Die Last der Sucht und die Angst vor schwerwiegenden gesundheitlichen Folgen lassen tabakabhängige Menschen zum Hörer greifen. „Die meisten haben schon einige erfolglose Versuche, mit dem Rauchen aufzuhören, hinter sich“, schildert Pötschke-Langer. Ihr Team befragt die Anrufenden ganz konkret nach der persönlichen Lebenssituation, erarbeitet mit diesem die Vorteile eines Rauchstopps und entwickelt eine klare Strategie für die nächsten Schritte: Zum Beispiel sollten Betroffene ein Datum festlegen, wann die Abstinenz beginnen soll. Oder sie sollten ihr Umfeld miteinbeziehen, Familie, Kinder und Freunde um Verständnis für eventuelle schlechte Laune bitten.
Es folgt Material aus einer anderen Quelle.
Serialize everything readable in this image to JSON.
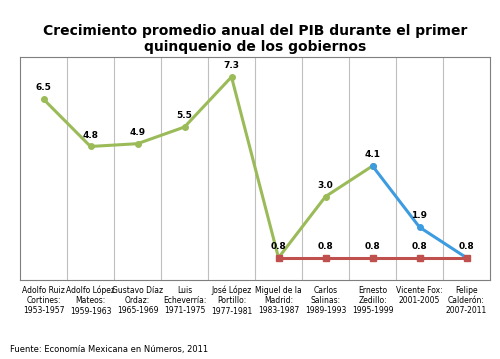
{
  "chart_data": {
    "type": "line",
    "title": "Crecimiento promedio anual del PIB durante el primer quinquenio de los gobiernos",
    "source": "Fuente: Economía Mexicana en Números, 2011",
    "categories": [
      "Adolfo Ruiz Cortines: 1953-1957",
      "Adolfo López Mateos: 1959-1963",
      "Gustavo Díaz Ordaz: 1965-1969",
      "Luis Echeverría: 1971-1975",
      "José López Portillo: 1977-1981",
      "Miguel de la Madrid: 1983-1987",
      "Carlos Salinas: 1989-1993",
      "Ernesto Zedillo: 1995-1999",
      "Vicente Fox: 2001-2005",
      "Felipe Calderón: 2007-2011"
    ],
    "series": [
      {
        "color": "#9bbb59",
        "marker": "circle",
        "line_style": "solid",
        "values": [
          6.5,
          4.8,
          4.9,
          5.5,
          7.3,
          0.8,
          3.0,
          4.1,
          null,
          null
        ]
      },
      {
        "color": "#3d9be0",
        "marker": "circle",
        "line_style": "solid",
        "values": [
          null,
          null,
          null,
          null,
          null,
          null,
          null,
          4.1,
          1.9,
          0.8
        ]
      },
      {
        "color": "#c0504d",
        "marker": "square",
        "line_style": "solid",
        "values": [
          null,
          null,
          null,
          null,
          null,
          0.8,
          0.8,
          0.8,
          0.8,
          0.8
        ]
      }
    ],
    "ylim": [
      0,
      8
    ],
    "data_labels": true,
    "tick_labels": "x"
  }
}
„Wir raten meist dazu, mit alten Gewohnheiten zu brechen, also für etwa vier bis sechs Wochen Orte und Menschen zu meiden, die zum Rauchen animieren“, so Pötschke-Langer. „Vor allem Frauen fragen auch nach einer Gewichtszunahme und die erfolgt in der Tat in vielen Fällen. Diese kann man einkalkulieren und sich bemühen, bereits vor dem angestrebten Rauchstopp-Termin ein bis zwei Kilo vorher abzunehmen.“ Sieben harte Tage gilt es, mit starken Entzugserscheinungen fertig zu werden. Danach wird es in der Regel leichter. „Vielen Anruferinnen und Anrufern führen wir auch den Kostenfaktor vor Augen: Wer eine Woche das Geld für die Schachtel Zigaretten spart, kann sich für 28 Euro eine schöne CD, ein Buch oder eine Konzertkarte kaufen. Im Monat spart man mehr als 100 Euro, in zehn Jahren entspricht die Summe einem Mittelklassewagen“, rechnet Martina Pötschke-Langer vor.


Deutlichere Warnhinweise

Angesichts dieser Summen und der drastischen Folgen, die Rauchen für den Körper hat, bleibt trotzdem die Frage, warum immer noch so viele Menschen zur Zigarette greifen. Wie Martina Pötschke-Langer berichtet, fühlen sich Raucherinnen und Raucher trotz vieler Präventionsmaßnahmen nicht ausreichend informiert. „Wir können für die Vorsorge und Aufklärung niemals so viele öffentliche Mittel aufbringen wie die Tabakindustrie für ihre Werbung, das sind jährlich 300 bis 500 Millionen Euro“, betont die Expertin. Sie plädiert dafür, die Warnhinweise auf den Schachteln, die sich bereits als positives Mittel zur Sensibilisierung der Raucherinnen und Raucher erwiesen haben, noch prominenter zu platzieren: „Sie sollten achtzig Prozent der Fläche einnehmen und bildgestützt sein“, fordert die Medizinerin.

Zur Warnung dienen dann zusätzlich zum Text schockierende Bilder, wie die einer von Parodontitis zerfressenen Zahnreihe, von Impotenz oder von einer zerfetzten Lunge. „Inzwischen gibt es ausreichend wissenschaftlich fundierte Studien, die belegen, dass die drastischen Darstellungen der Folgekrankheiten des Rauchens die Wahrscheinlichkeit erhöhen, dass Raucherinnen und Raucher ihren Konsum reduzieren oder gänzlich aufgeben und Jugendliche gar nicht mit dem Rauchen beginnen. Außerdem erreichen die Bildwarnhinweise auch Leute, die kaum oder gar nicht lesen können, sowie Menschen, die der Landessprache nicht mächtig sind“, sagt Martina Pötschke-Langer.